LTE  |  2013-01-07

Chair, TCCA Critical Communications Broadband Group: “Acceptance of LTE… has created an opportunity for critical communications”

Source: The Critical Communications Review | Gert Jan Wolf editor

The challenges in setting up a critical communications network are not fundamentally different to those for any other network

Tony Gray, chair of the TETRA & Critical Communications Association (TCCA) Critical Communications Broadband Group (CCBG) will be speaking at the LTE World Summit, the premier 4G event for the telecoms industry, taking place on the 24th-26th June 2013, at the Amsterdam RAI, Netherlands. Ahead of the show we speak to him to get a snapshot of why LTE is proving to be such as great fit for Critical Communications.

What are the most fundamental requirements for a Public safety/critical communications network and why does LTE fit the bill rather than any other proprietary technology?

It is important to appreciate in considering this question that, traditionally, public safety and other critical communications markets worldwide have employed a variety of different standards-based, but nonetheless somewhat application-specific technologies, such as TETRA, TETRAPOL, P25, and in the rail sector, the GSM variant GSM-R.

All of these technologies are primarily defined to provide highly efficient and effective voice communications services, and in some cases narrowband data capabilities such as short messaging, status, etc. They have been, and will continue being, successful because they deliver demonstrably well against the particular needs of critical communications users. For example these include reliable, resilient, primarily groups-based operation, fast call set-up, and off-network, device-to-device working.

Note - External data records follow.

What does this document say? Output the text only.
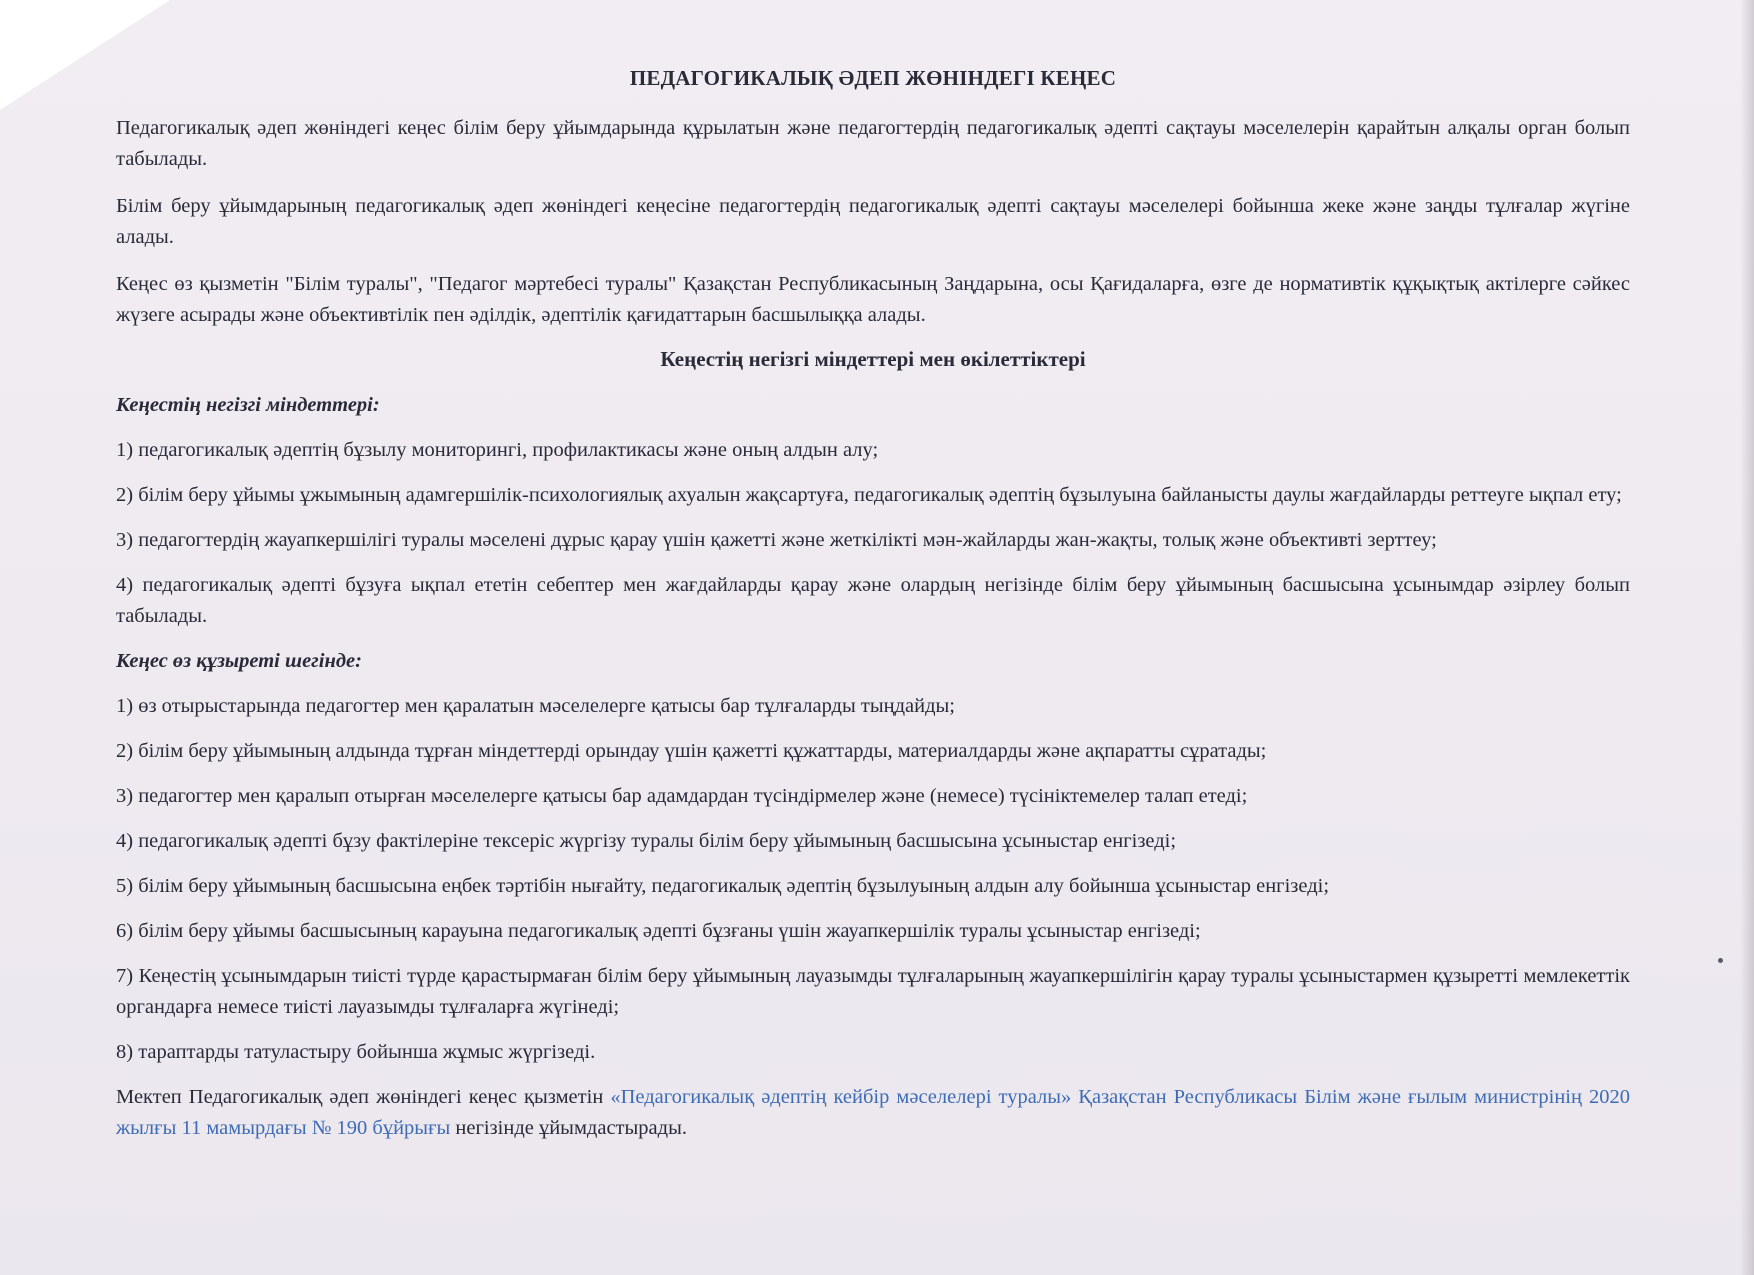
ПЕДАГОГИКАЛЫҚ ӘДЕП ЖӨНІНДЕГІ КЕҢЕС

Педагогикалық әдеп жөніндегі кеңес білім беру ұйымдарында құрылатын және педагогтердің педагогикалық әдепті сақтауы мәселелерін қарайтын алқалы орган болып табылады.

Білім беру ұйымдарының педагогикалық әдеп жөніндегі кеңесіне педагогтердің педагогикалық әдепті сақтауы мәселелері бойынша жеке және заңды тұлғалар жүгіне алады.

Кеңес өз қызметін "Білім туралы", "Педагог мәртебесі туралы" Қазақстан Республикасының Заңдарына, осы Қағидаларға, өзге де нормативтік құқықтық актілерге сәйкес жүзеге асырады және объективтілік пен әділдік, әдептілік қағидаттарын басшылыққа алады.

Кеңестің негізгі міндеттері мен өкілеттіктері
Кеңестің негізгі міндеттері:

1) педагогикалық әдептің бұзылу мониторингі, профилактикасы және оның алдын алу;

2) білім беру ұйымы ұжымының адамгершілік-психологиялық ахуалын жақсартуға, педагогикалық әдептің бұзылуына байланысты даулы жағдайларды реттеуге ықпал ету;

3) педагогтердің жауапкершілігі туралы мәселені дұрыс қарау үшін қажетті және жеткілікті мән-жайларды жан-жақты, толық және объективті зерттеу;

4) педагогикалық әдепті бұзуға ықпал ететін себептер мен жағдайларды қарау және олардың негізінде білім беру ұйымының басшысына ұсынымдар әзірлеу болып табылады.

Кеңес өз құзыреті шегінде:

1) өз отырыстарында педагогтер мен қаралатын мәселелерге қатысы бар тұлғаларды тыңдайды;

2) білім беру ұйымының алдында тұрған міндеттерді орындау үшін қажетті құжаттарды, материалдарды және ақпаратты сұратады;

3) педагогтер мен қаралып отырған мәселелерге қатысы бар адамдардан түсіндірмелер және (немесе) түсініктемелер талап етеді;

4) педагогикалық әдепті бұзу фактілеріне тексеріс жүргізу туралы білім беру ұйымының басшысына ұсыныстар енгізеді;

5) білім беру ұйымының басшысына еңбек тәртібін нығайту, педагогикалық әдептің бұзылуының алдын алу бойынша ұсыныстар енгізеді;

6) білім беру ұйымы басшысының карауына педагогикалық әдепті бұзғаны үшін жауапкершілік туралы ұсыныстар енгізеді;

7) Кеңестің ұсынымдарын тиісті түрде қарастырмаған білім беру ұйымының лауазымды тұлғаларының жауапкершілігін қарау туралы ұсыныстармен құзыретті мемлекеттік органдарға немесе тиісті лауазымды тұлғаларға жүгінеді;

8) тараптарды татуластыру бойынша жұмыс жүргізеді.

Мектеп Педагогикалық әдеп жөніндегі кеңес қызметін «Педагогикалық әдептің кейбір мәселелері туралы» Қазақстан Республикасы Білім және ғылым министрінің 2020 жылғы 11 мамырдағы № 190 бұйрығы негізінде ұйымдастырады.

Such demanding requirements are not well met by more mainstream, consumer-led commercial market standards such as GSM and UMTS, which has meant that the more critical communications-specific solutions have only addressed relatively lower volume markets, counted in millions rather than billions of users globally. Consequently, overall ‘cost per user’ in critical communications markets has traditionally been relatively high, both for infrastructure and in particular terminal devices.

The increasingly widespread acceptance of the LTE standard over other mobile broadband technologies has created an opportunity for the critical communications sector to potentially benefit from economies of scale in a far wider global market, by leveraging the relatively vast ecosystem being opened up by commercial LTE deployments throughout the world.